We’re in the midst of supercomputing season at the moment, and that means one thing: Lots of announcements. As usual, NVIDIA has ownership to many of those, some of which we’re going to cover a bit later. To start off, I want to talk about what I’m sure most of you will want to hear about first: The new GPU accelerator, called Tesla K40.
You might recall that NVIDIA’s last big Tesla launch happened last November, where three new GK1x0 models were released. This time around, only a single model is being unveiled, so it’s clear that at least the K10 or K20 are not being replaced, but the K20X could be (unless pricing changes to accommodate all four cards).

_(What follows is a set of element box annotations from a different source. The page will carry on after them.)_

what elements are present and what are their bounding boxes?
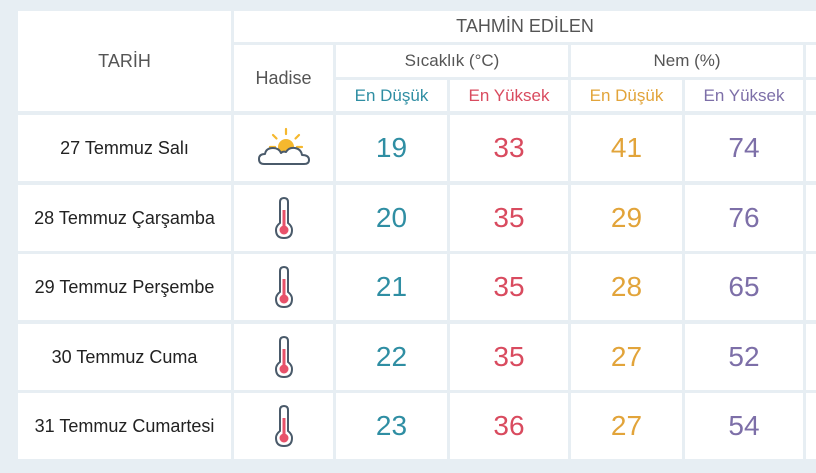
humidity-low-cell-value: 28 — [610, 271, 643, 302]
temp-high-cell: 36 — [450, 393, 568, 459]
humidity-low-cell: 28 — [571, 254, 682, 320]
temp-low-cell-value: 19 — [375, 132, 408, 163]
date-cell-value: 27 Temmuz Salı — [60, 137, 189, 158]
humidity-high-cell: 54 — [685, 393, 803, 459]
temp-low-header: En Düşük — [336, 80, 447, 111]
date-column-header: TARİH — [18, 11, 231, 111]
humidity-low-cell: 29 — [571, 185, 682, 251]
date-cell: 27 Temmuz Salı — [18, 115, 231, 181]
temp-high-cell: 35 — [450, 324, 568, 390]
humidity-group-header: Nem (%) — [571, 45, 803, 77]
partly-cloudy-icon — [256, 127, 312, 169]
temp-low-cell: 19 — [336, 115, 447, 181]
humidity-low-cell-value: 27 — [610, 410, 643, 441]
temp-high-cell-value: 33 — [493, 132, 525, 163]
extra-cell — [806, 254, 816, 320]
temp-high-cell-value: 36 — [493, 410, 525, 441]
temp-high-cell: 35 — [450, 254, 568, 320]
date-cell-value: 28 Temmuz Çarşamba — [34, 207, 215, 228]
temp-low-cell: 22 — [336, 324, 447, 390]
temp-low-cell-value: 20 — [375, 202, 408, 233]
humidity-high-cell-value: 54 — [728, 410, 760, 441]
temp-high-cell-value: 35 — [493, 202, 525, 233]
extra-cell — [806, 393, 816, 459]
humidity-high-cell: 76 — [685, 185, 803, 251]
event-cell — [234, 254, 333, 320]
date-cell: 30 Temmuz Cuma — [18, 324, 231, 390]
thermometer-icon — [273, 196, 295, 240]
forecast-group-header: TAHMİN EDİLEN — [234, 11, 816, 42]
humidity-high-cell-value: 52 — [728, 341, 760, 372]
temp-high-header: En Yüksek — [450, 80, 568, 111]
humidity-high-cell-value: 65 — [728, 271, 760, 302]
extra-cell — [806, 324, 816, 390]
humidity-high-cell: 65 — [685, 254, 803, 320]
humidity-low-cell: 27 — [571, 393, 682, 459]
humidity-low-cell-value: 41 — [610, 132, 643, 163]
temp-high-cell: 33 — [450, 115, 568, 181]
temp-high-cell-value: 35 — [493, 271, 525, 302]
temp-low-cell: 20 — [336, 185, 447, 251]
event-cell — [234, 324, 333, 390]
humidity-high-cell-value: 74 — [728, 132, 760, 163]
temp-low-cell: 21 — [336, 254, 447, 320]
humidity-high-cell: 52 — [685, 324, 803, 390]
humidity-high-cell: 74 — [685, 115, 803, 181]
temp-high-cell: 35 — [450, 185, 568, 251]
event-cell — [234, 115, 333, 181]
date-cell: 29 Temmuz Perşembe — [18, 254, 231, 320]
temp-low-cell-value: 23 — [375, 410, 408, 441]
date-cell: 31 Temmuz Cumartesi — [18, 393, 231, 459]
date-cell-value: 29 Temmuz Perşembe — [34, 276, 215, 297]
event-cell — [234, 185, 333, 251]
temperature-group-header: Sıcaklık (°C) — [336, 45, 568, 77]
humidity-high-cell-value: 76 — [728, 202, 760, 233]
temp-low-cell: 23 — [336, 393, 447, 459]
event-cell — [234, 393, 333, 459]
extra-cell — [806, 185, 816, 251]
temp-low-cell-value: 22 — [375, 341, 408, 372]
date-cell: 28 Temmuz Çarşamba — [18, 185, 231, 251]
temp-low-cell-value: 21 — [375, 271, 408, 302]
humidity-low-cell-value: 27 — [610, 341, 643, 372]
date-cell-value: 30 Temmuz Cuma — [51, 346, 198, 367]
date-cell-value: 31 Temmuz Cumartesi — [34, 415, 215, 436]
humidity-low-header: En Düşük — [571, 80, 682, 111]
thermometer-icon — [273, 265, 295, 309]
temp-high-cell-value: 35 — [493, 341, 525, 372]
extra-group-header — [806, 45, 816, 77]
thermometer-icon — [273, 404, 295, 448]
thermometer-icon — [273, 335, 295, 379]
humidity-low-cell: 27 — [571, 324, 682, 390]
extra-sub-header — [806, 80, 816, 111]
humidity-low-cell-value: 29 — [610, 202, 643, 233]
humidity-high-header: En Yüksek — [685, 80, 803, 111]
event-column-header: Hadise — [234, 45, 333, 111]
humidity-low-cell: 41 — [571, 115, 682, 181]
extra-cell — [806, 115, 816, 181]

As the table below shows, K40 is based on GK110 (same as the current high-end GTX 700 series), but it’s tuned for computational needs, many of which I discussed in the above-linked article. Like AMD’s FirePro S10000 update announced last week (which flew under our radar until NVIDIA’s announcement), the K40 is equipped with 12GB of fast GDDR5, and since AMD hasn’t given us specifics, we’d imagine the 288 GB/s of memory bandwidth will put NVIDIA’s latest in the position of market-leader.

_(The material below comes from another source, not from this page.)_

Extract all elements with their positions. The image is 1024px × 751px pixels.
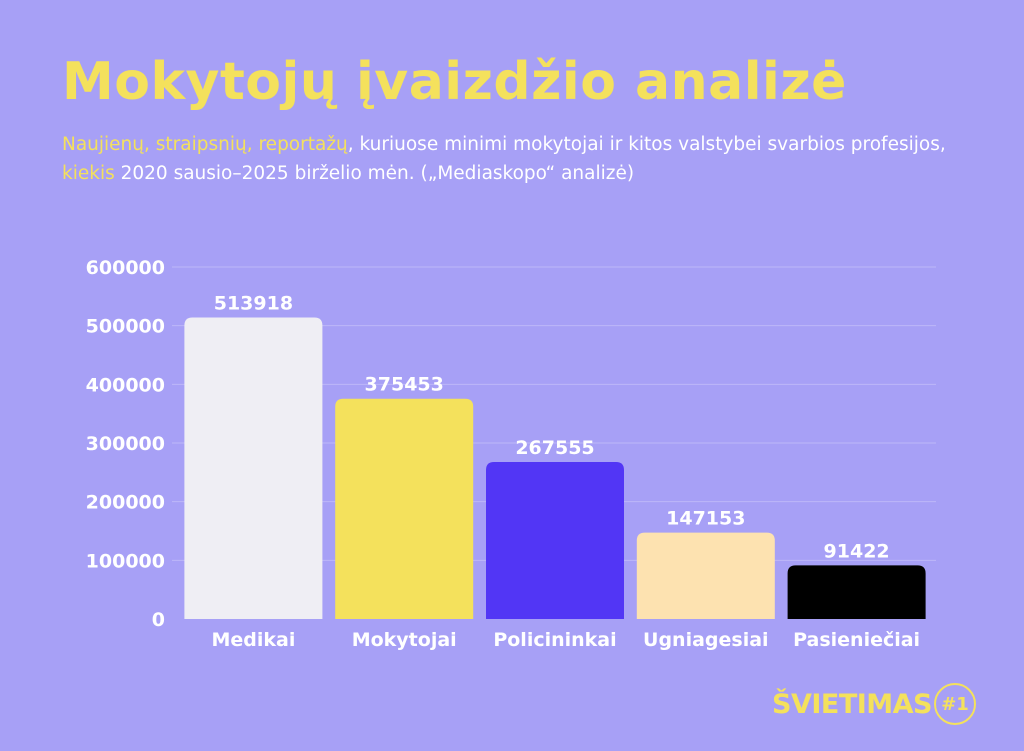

| ||AMD FirePro S10000||NVIDIA Tesla K20||NVIDIA Tesla K20X||NVIDIA Tesla K40|
|Peak Double Precision FP||1.48 TFLOPs||1.17 TFLOPs||1.31 TFLOPs||1.43 TFLOPS|
|Peak Single Precision FP||5.91 TFLOPs||3.52 TFLOPs||3.95 TFLOPs||4.29 TFLOPS|
|Number of GPUs||2 x Tahiti LE||1 x GK100||1x GK110|
|Number of Cores||2 x 1792||2496||2688||2880|
|Clock Speed||825 MHz||705 MHz||732 MHz||745 MHz *|
|Memory Size Per Board||6 ~ 12 GB||5 GB||6 GB||12 GB|
|Memory Bandwidth||2 x 240 GB/s||208 GB/s||250 GB/s||288 GB/s|
|System||Servers||Servers and Workstations||Servers||Servers|
Worth noting is that like NVIDIA’s recent desktop GPUs, Tesla K40 has a turbo feature that can boost its clock from 745MHz up to 810MHz or 875MHz, depending on user preference. Taking advantage of this boost will provide between a 10%~25% improvement in different scenarios, and as a whole, the K40 will be about 20~40% faster than the ultra-high-end K20X announced last year.

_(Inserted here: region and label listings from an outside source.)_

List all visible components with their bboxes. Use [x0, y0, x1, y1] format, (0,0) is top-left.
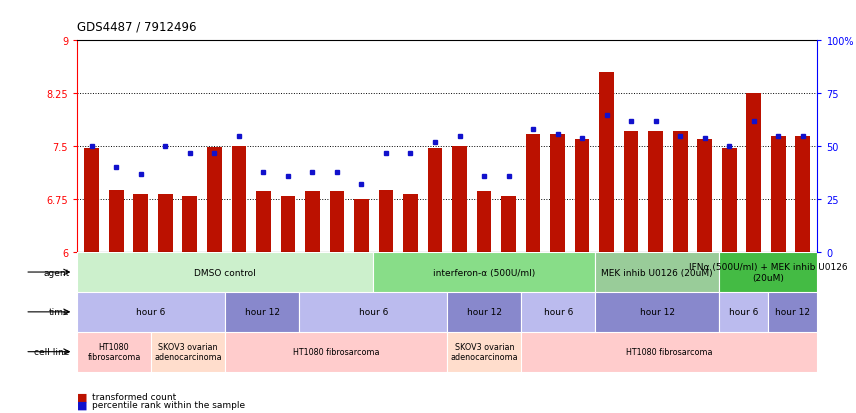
Bar — [447, 332, 521, 372]
Bar — [722, 148, 736, 252]
Text: cell line: cell line — [34, 347, 69, 356]
Bar — [77, 292, 225, 332]
Bar — [373, 252, 595, 292]
Text: interferon-α (500U/ml): interferon-α (500U/ml) — [433, 268, 535, 277]
Bar — [477, 191, 491, 252]
Text: hour 12: hour 12 — [776, 308, 811, 317]
Text: ■: ■ — [77, 392, 87, 401]
Bar — [673, 131, 687, 252]
Text: time: time — [49, 308, 69, 317]
Bar — [281, 196, 295, 252]
Text: DMSO control: DMSO control — [194, 268, 256, 277]
Bar — [151, 332, 225, 372]
Bar — [526, 134, 540, 252]
Bar — [109, 190, 123, 252]
Bar — [795, 136, 810, 252]
Bar — [300, 292, 447, 332]
Bar — [771, 136, 786, 252]
Bar — [77, 252, 373, 292]
Bar — [521, 292, 595, 332]
Bar — [182, 196, 197, 252]
Text: hour 6: hour 6 — [136, 308, 166, 317]
Bar — [256, 191, 270, 252]
Text: ■: ■ — [77, 400, 87, 410]
Text: SKOV3 ovarian
adenocarcinoma: SKOV3 ovarian adenocarcinoma — [450, 342, 518, 361]
Bar — [447, 292, 521, 332]
Bar — [225, 292, 300, 332]
Bar — [596, 292, 719, 332]
Text: IFNα (500U/ml) + MEK inhib U0126
(20uM): IFNα (500U/ml) + MEK inhib U0126 (20uM) — [689, 263, 847, 282]
Bar — [330, 191, 344, 252]
Text: MEK inhib U0126 (20uM): MEK inhib U0126 (20uM) — [601, 268, 713, 277]
Bar — [550, 134, 565, 252]
Bar — [158, 194, 173, 252]
Text: agent: agent — [44, 268, 69, 277]
Text: HT1080 fibrosarcoma: HT1080 fibrosarcoma — [293, 347, 379, 356]
Bar — [134, 194, 148, 252]
Bar — [624, 131, 639, 252]
Bar — [225, 332, 447, 372]
Bar — [403, 194, 418, 252]
Bar — [648, 131, 663, 252]
Text: HT1080
fibrosarcoma: HT1080 fibrosarcoma — [87, 342, 140, 361]
Text: hour 6: hour 6 — [359, 308, 388, 317]
Text: hour 12: hour 12 — [467, 308, 502, 317]
Bar — [574, 140, 590, 252]
Bar — [719, 252, 817, 292]
Bar — [746, 94, 761, 252]
Bar — [305, 191, 320, 252]
Text: percentile rank within the sample: percentile rank within the sample — [92, 400, 245, 409]
Bar — [378, 190, 393, 252]
Bar — [502, 196, 516, 252]
Text: transformed count: transformed count — [92, 392, 175, 401]
Bar — [231, 147, 247, 252]
Bar — [207, 147, 222, 252]
Bar — [521, 332, 817, 372]
Text: hour 6: hour 6 — [728, 308, 758, 317]
Bar — [768, 292, 817, 332]
Bar — [596, 252, 719, 292]
Text: hour 12: hour 12 — [245, 308, 280, 317]
Bar — [354, 200, 369, 252]
Text: SKOV3 ovarian
adenocarcinoma: SKOV3 ovarian adenocarcinoma — [154, 342, 222, 361]
Text: hour 6: hour 6 — [544, 308, 573, 317]
Bar — [719, 292, 768, 332]
Text: hour 12: hour 12 — [639, 308, 675, 317]
Bar — [428, 149, 443, 252]
Text: GDS4487 / 7912496: GDS4487 / 7912496 — [77, 20, 197, 33]
Bar — [452, 147, 467, 252]
Bar — [85, 149, 99, 252]
Bar — [599, 73, 614, 252]
Bar — [77, 332, 151, 372]
Bar — [698, 140, 712, 252]
Text: HT1080 fibrosarcoma: HT1080 fibrosarcoma — [626, 347, 713, 356]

With NVIDIA’s recent announcement of CUDA 6’s unified announcement, and other features coming forth such as the GCC compiler adding support for OpenACC, things are getting quite exciting on the GPU acceleration front. My only problem? Not having use for it personally. It’s one of those things I want to dive into, but don’t have an explicit need! Someone hand me some big data to crunch, please.